Paired single

Paired singles are a unique part of the Gekko/Broadway processors used in the Gamecube and Wii. They provide fast vector math by keeping two single-precision floating point numbers in a single floating pointer register, and multiplying across between registers. This page will demonstrate how these instructions are to be used.
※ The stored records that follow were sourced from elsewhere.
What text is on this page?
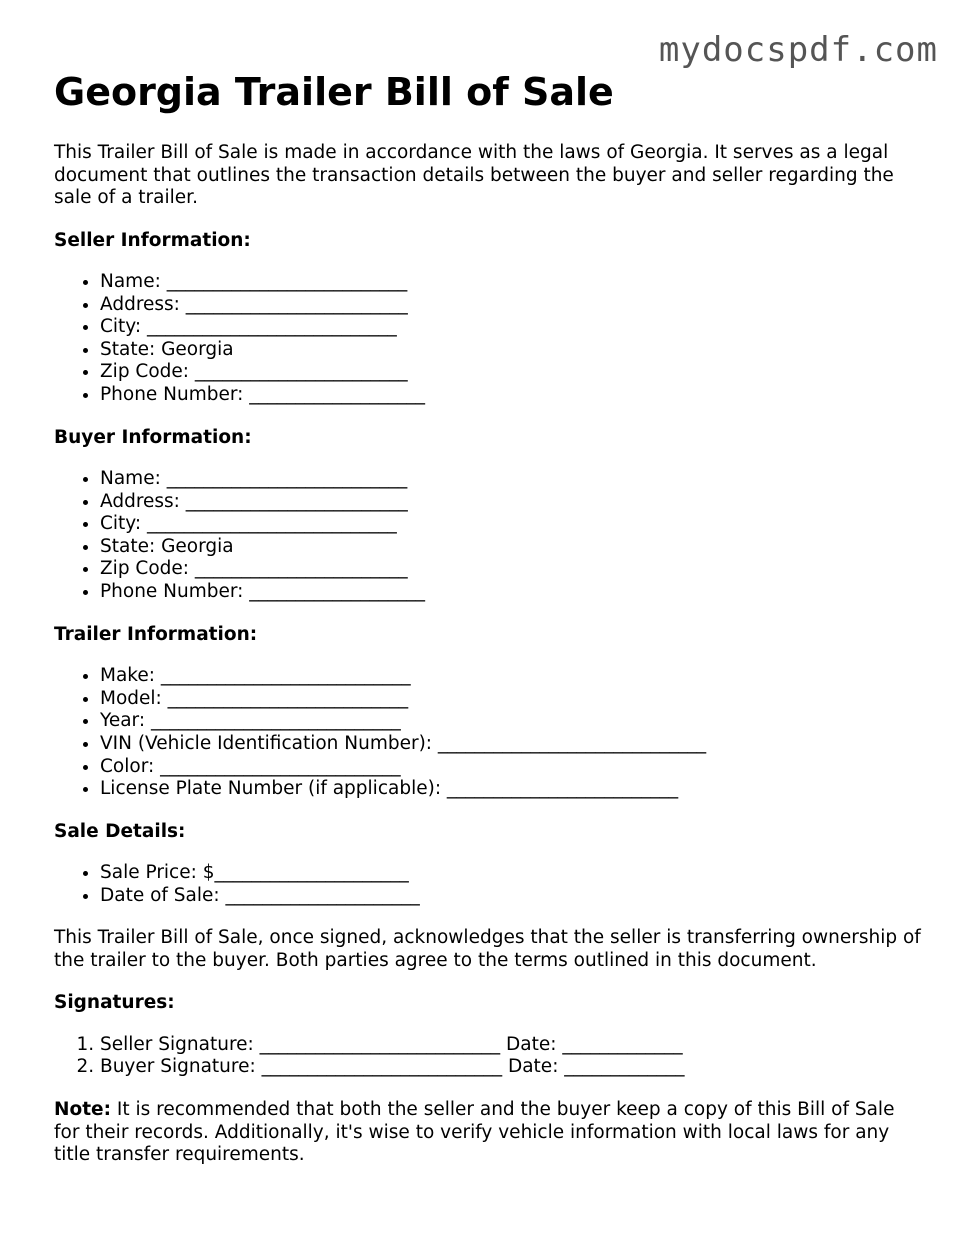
mydocspdf.com
Georgia Trailer Bill of Sale

This Trailer Bill of Sale is made in accordance with the laws of Georgia. It serves as a legal document that outlines the transaction details between the buyer and seller regarding the sale of a trailer.

Seller Information:
• Name: __________________________
• Address: ________________________
• City: ___________________________
• State: Georgia
• Zip Code: _______________________
• Phone Number: ___________________
Buyer Information:
• Name: __________________________
• Address: ________________________
• City: ___________________________
• State: Georgia
• Zip Code: _______________________
• Phone Number: ___________________
Trailer Information:
• Make: ___________________________
• Model: __________________________
• Year: ___________________________
• VIN (Vehicle Identification Number): _____________________________
• Color: __________________________
• License Plate Number (if applicable): _________________________
Sale Details:
• Sale Price: $_____________________
• Date of Sale: _____________________

This Trailer Bill of Sale, once signed, acknowledges that the seller is transferring ownership of the trailer to the buyer. Both parties agree to the terms outlined in this document.

Signatures:
1. Seller Signature: __________________________ Date: _____________
2. Buyer Signature: __________________________ Date: _____________

Note: It is recommended that both the seller and the buyer keep a copy of this Bill of Sale for their records. Additionally, it's wise to verify vehicle information with local laws for any title transfer requirements.
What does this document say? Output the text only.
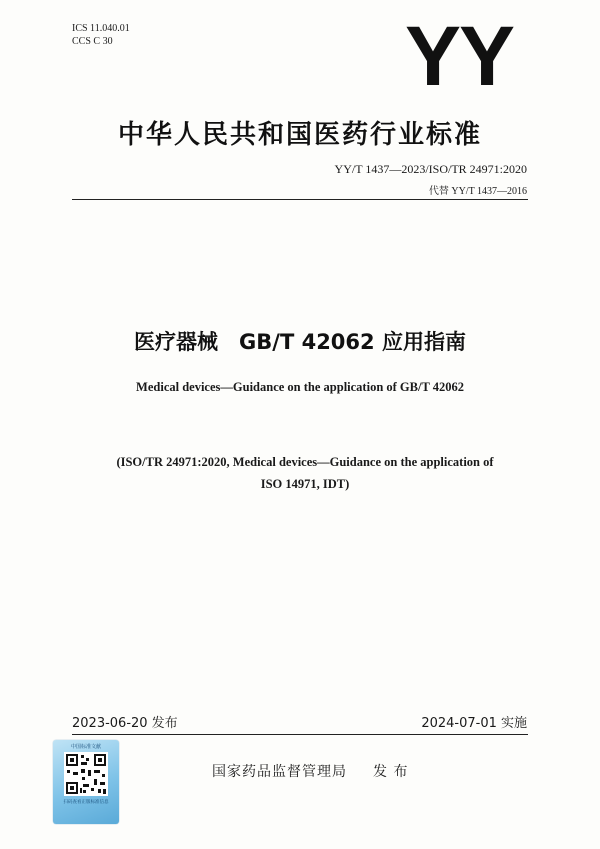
ICS 11.040.01
CCS C 30	YY
中华人民共和国医药行业标准
YY/T 1437—2023/ISO/TR 24971:2020
代替 YY/T 1437—2016
医疗器械　GB/T 42062 应用指南
Medical devices—Guidance on the application of GB/T 42062
(ISO/TR 24971:2020, Medical devices—Guidance on the application of
ISO 14971, IDT)
2023-06-20 发布	2024-07-01 实施
中国标准文献
扫码查看正版标准信息
国家药品监督管理局 发 布
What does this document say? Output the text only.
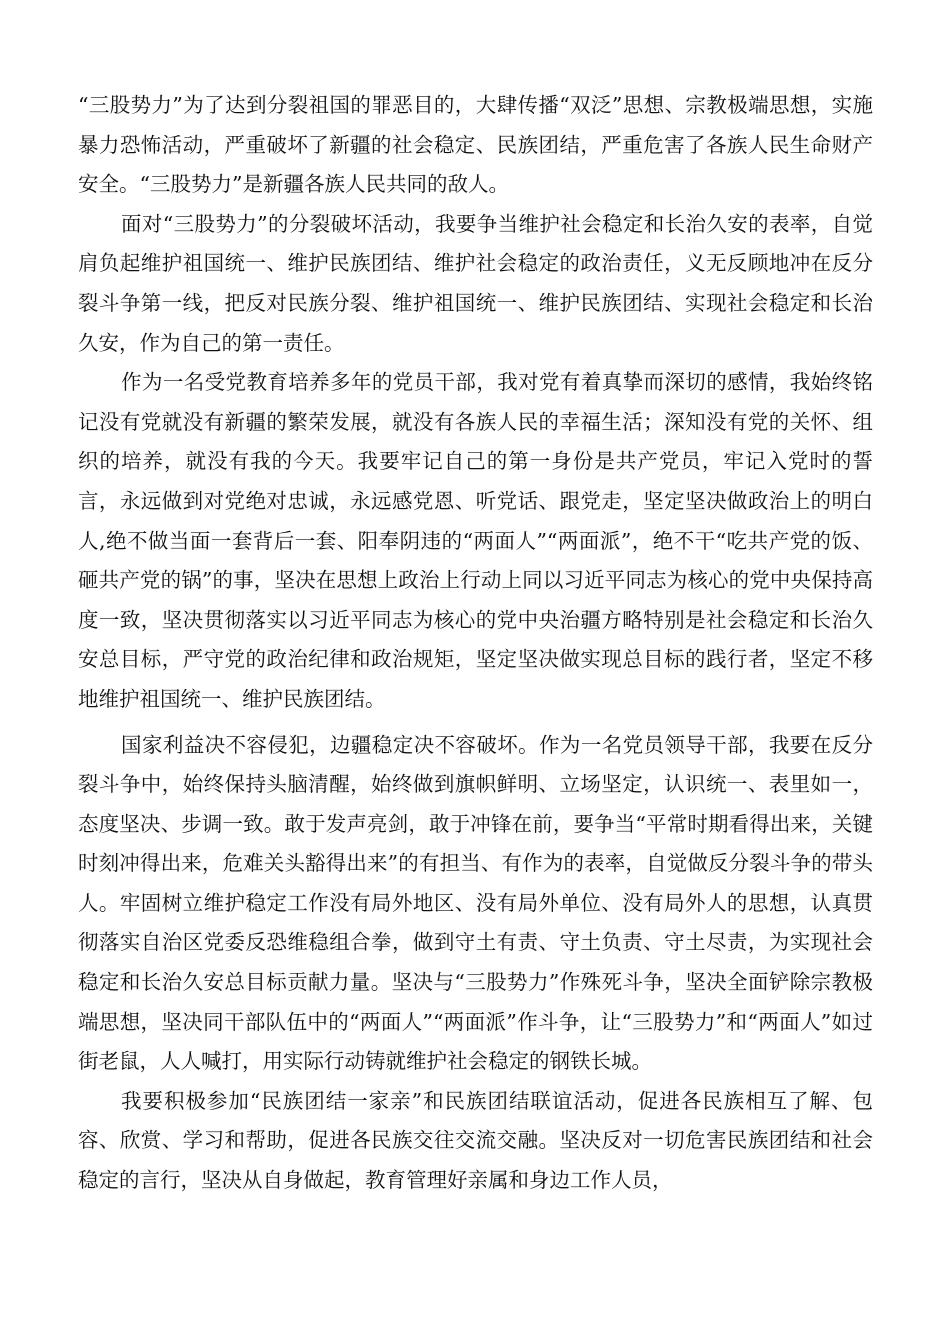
“三股势力”为了达到分裂祖国的罪恶目的，大肆传播“双泛”思想、宗教极端思想，实施暴力恐怖活动，严重破坏了新疆的社会稳定、民族团结，严重危害了各族人民生命财产安全。“三股势力”是新疆各族人民共同的敌人。

面对“三股势力”的分裂破坏活动，我要争当维护社会稳定和长治久安的表率，自觉肩负起维护祖国统一、维护民族团结、维护社会稳定的政治责任，义无反顾地冲在反分裂斗争第一线，把反对民族分裂、维护祖国统一、维护民族团结、实现社会稳定和长治久安，作为自己的第一责任。

作为一名受党教育培养多年的党员干部，我对党有着真挚而深切的感情，我始终铭记没有党就没有新疆的繁荣发展，就没有各族人民的幸福生活；深知没有党的关怀、组织的培养，就没有我的今天。我要牢记自己的第一身份是共产党员，牢记入党时的誓言，永远做到对党绝对忠诚，永远感党恩、听党话、跟党走，坚定坚决做政治上的明白人,绝不做当面一套背后一套、阳奉阴违的“两面人”“两面派”，绝不干“吃共产党的饭、砸共产党的锅”的事，坚决在思想上政治上行动上同以习近平同志为核心的党中央保持高度一致，坚决贯彻落实以习近平同志为核心的党中央治疆方略特别是社会稳定和长治久安总目标，严守党的政治纪律和政治规矩，坚定坚决做实现总目标的践行者，坚定不移地维护祖国统一、维护民族团结。

国家利益决不容侵犯，边疆稳定决不容破坏。作为一名党员领导干部，我要在反分裂斗争中，始终保持头脑清醒，始终做到旗帜鲜明、立场坚定，认识统一、表里如一，态度坚决、步调一致。敢于发声亮剑，敢于冲锋在前，要争当“平常时期看得出来，关键时刻冲得出来，危难关头豁得出来”的有担当、有作为的表率，自觉做反分裂斗争的带头人。牢固树立维护稳定工作没有局外地区、没有局外单位、没有局外人的思想，认真贯彻落实自治区党委反恐维稳组合拳，做到守土有责、守土负责、守土尽责，为实现社会稳定和长治久安总目标贡献力量。坚决与“三股势力”作殊死斗争，坚决全面铲除宗教极端思想，坚决同干部队伍中的“两面人”“两面派”作斗争，让“三股势力”和“两面人”如过街老鼠，人人喊打，用实际行动铸就维护社会稳定的钢铁长城。

我要积极参加“民族团结一家亲”和民族团结联谊活动，促进各民族相互了解、包容、欣赏、学习和帮助，促进各民族交往交流交融。坚决反对一切危害民族团结和社会稳定的言行，坚决从自身做起，教育管理好亲属和身边工作人员，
Quantization and Dequantization

All numbers must be quantized before being put into Paired Singles. For conversion from non-floats, in order to allow for greater flexibility, there is a form of scaling implemented. All quantization is controlled by the GQRs (Graphics Quantization Registers). The GQRs are 32bit registers containing the conversion types and scaling factors for storing and loading. (During loading, it dequantizes. During storing, it quantizes.)

GQR
	31	30	29	28	27	26	25	24	23	22	21	20	19	18	17	16
Access	U		R/W						U					R/W
Field			L_Scale											L_Type
	15	14	13	12	11	10	9	8	7	6	5	4	3	2	1	0
Access	U		R/W						U					R/W
Field			S_Scale											S_Type

Field	Description
L_*	Values for dequantization.
S_*	Values for quantization.
Scale	Signed. During dequantization divide the number by (2^scale). During quantization, multiply the number by (2^scale).
Type	0: Float (this does no scaling during de/quantization), 4: Unsigned 8bit, 5: Unsigned 16bit, 6: Signed 8bit, 7: Signed 16bit.

Loading and Storing

To load and store Paired-singles, one must use the psq_l and psq_st instructions respectively, or one of their variants.

psq_l

psq_l frD, d(rA), W, I

This instruction dequantizes values from the memory address in d+(rA|0) and puts them into PS0 and PS1 in frD. If W is 1, however, it only dequantizes one number, and places that into PS0. PS1 is loaded with 1.0 always when W is 1. I specifies the GQR to use for dequantization parameters. The two numbers read from the memory are directly after each other, regardless of size (for example, if the GQR specified to load as a u16, you would have d+(rA|0) point to a two-element array of u16s)

psq_lx

psq_lx frD, rA, rB, W, I

This instruction acts exactly like psq_l, except instead of (rA) being offset by d, it is offset by (rB).

psq_lu

psq_lu frD, d(rA), W, I

This instruction acts exactly like psq_l, except rA cannot be 0, and d+(rA) is placed back into rA.

psq_lux

psq_lux frD, rA, rB, W, I

This instruction acts exactly like psq_lx, except rA cannot be 0, and d+(rA) is placed back into rA.

psq_st

psq_st frD, d(rA), W, I

This instruction quantizes values from the Paired Singles in frD and places them in the memory address in d+(rA|0). If W is 1, however, it only quantizes PS0. I specifies the GQR to use for dequantization parameters. The two numbers written to memory are directly after each other, regardless of size (for example, if the GQR specified to store as a u16, d+(rA|0) would be treated as a two-element array of u16s)

psq_stx

psq_stx frD, rA, rB, W, I

This instruction acts exactly like psq_st, except instead of (rA) being offset by d, it is offset by (rB).

psq_stu

psq_stu frD, d(rA), W, I

This instruction acts exactly like psq_st, except rA cannot be 0, and d+(rA) is placed back into rA.

psq_stux

psq_stux frD, rA, rB, W, I

This instruction acts exactly like psq_stx, except rA cannot be 0, and d+(rA) is placed back into rA.